The inclusion of two contemporary dancers in the mix helped these explorations but the Argentinian experts themselves were also open to experimentation. “I don’t want to take the tango technique apart,” Cherkaoui explains. “I want to find out where it reaches, how far it can go before it becomes something else. My whole identity has always been about borders.
“We grow up with this illusion that there are borders, that ballet, hip hop or tango are these forms that – sadly in my view – have been put into little boxes. But their box is much bigger than people think. I want to show that.”
This runs deeper than dance. Born in Belgium, the son of a Moroccan father and a Flemish mother, Cherkaoui has always refused to be constrained by simple definitions of identity. “I am a Belgian but also European and Arab and a world citizen.

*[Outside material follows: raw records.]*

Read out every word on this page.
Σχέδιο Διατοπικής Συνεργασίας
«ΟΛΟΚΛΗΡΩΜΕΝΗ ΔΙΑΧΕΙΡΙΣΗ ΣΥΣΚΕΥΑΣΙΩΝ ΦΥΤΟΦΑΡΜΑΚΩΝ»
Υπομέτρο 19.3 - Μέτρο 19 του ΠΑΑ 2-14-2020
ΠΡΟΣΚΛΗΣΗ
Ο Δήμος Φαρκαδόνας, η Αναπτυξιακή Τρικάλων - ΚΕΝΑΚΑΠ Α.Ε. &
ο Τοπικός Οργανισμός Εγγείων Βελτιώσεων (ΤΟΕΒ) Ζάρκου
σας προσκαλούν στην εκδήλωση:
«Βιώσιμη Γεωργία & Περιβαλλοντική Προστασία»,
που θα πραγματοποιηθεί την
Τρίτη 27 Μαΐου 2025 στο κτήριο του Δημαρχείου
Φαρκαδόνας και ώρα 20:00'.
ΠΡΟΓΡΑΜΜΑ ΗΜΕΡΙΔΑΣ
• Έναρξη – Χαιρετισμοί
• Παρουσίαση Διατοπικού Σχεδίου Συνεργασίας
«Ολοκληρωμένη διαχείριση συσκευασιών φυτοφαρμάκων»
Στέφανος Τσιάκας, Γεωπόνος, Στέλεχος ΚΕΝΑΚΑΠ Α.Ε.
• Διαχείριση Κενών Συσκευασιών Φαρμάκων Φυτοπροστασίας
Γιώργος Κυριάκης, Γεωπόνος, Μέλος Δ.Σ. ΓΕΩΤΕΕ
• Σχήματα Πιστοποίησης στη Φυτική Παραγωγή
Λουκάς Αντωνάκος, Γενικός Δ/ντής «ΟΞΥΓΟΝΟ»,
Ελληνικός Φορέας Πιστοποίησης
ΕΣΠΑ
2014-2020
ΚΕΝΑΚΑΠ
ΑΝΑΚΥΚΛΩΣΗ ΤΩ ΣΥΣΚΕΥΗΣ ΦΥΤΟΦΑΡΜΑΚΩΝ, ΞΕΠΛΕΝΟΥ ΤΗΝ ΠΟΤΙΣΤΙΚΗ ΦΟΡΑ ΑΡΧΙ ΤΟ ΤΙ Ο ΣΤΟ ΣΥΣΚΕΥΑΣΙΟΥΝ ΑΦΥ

I am very connected to Japan, I know a lot about China,” he says. “Your identity isn’t confined by where you come from, it also depends on where you go to. It is the same in dance. I think a dance style is a living breathing thing that can voyage and travel. It is up to us as choreographers to keep exploring. That is my aim and my nature.”
But talking about questions of identity takes Cherkaoui back to the reasons he is fascinated by tango in the first place. It is a dance that relies on balance and trust, on a perfect understanding between two people; you cannot dance tango alone. It is also a dance that – in a milonga – allows two strangers to come together and share a sense of consolation and togetherness. It is both erotic and comforting. All of this emotion is released in Cherkaoui’s choreography.
“It’s so rare,” he says. “Most of the time you feel you are alone, but in tango you are never alone. You are walking and breathing together. It’s a conversation without being one, a place where you share time and space instead of words. If I tell you something, I am sharing my past. But if I am dancing with you, I feel it here and now. I’m sharing my present. Tango is very powerful. It’s a miracle – and it’s also just a dance.”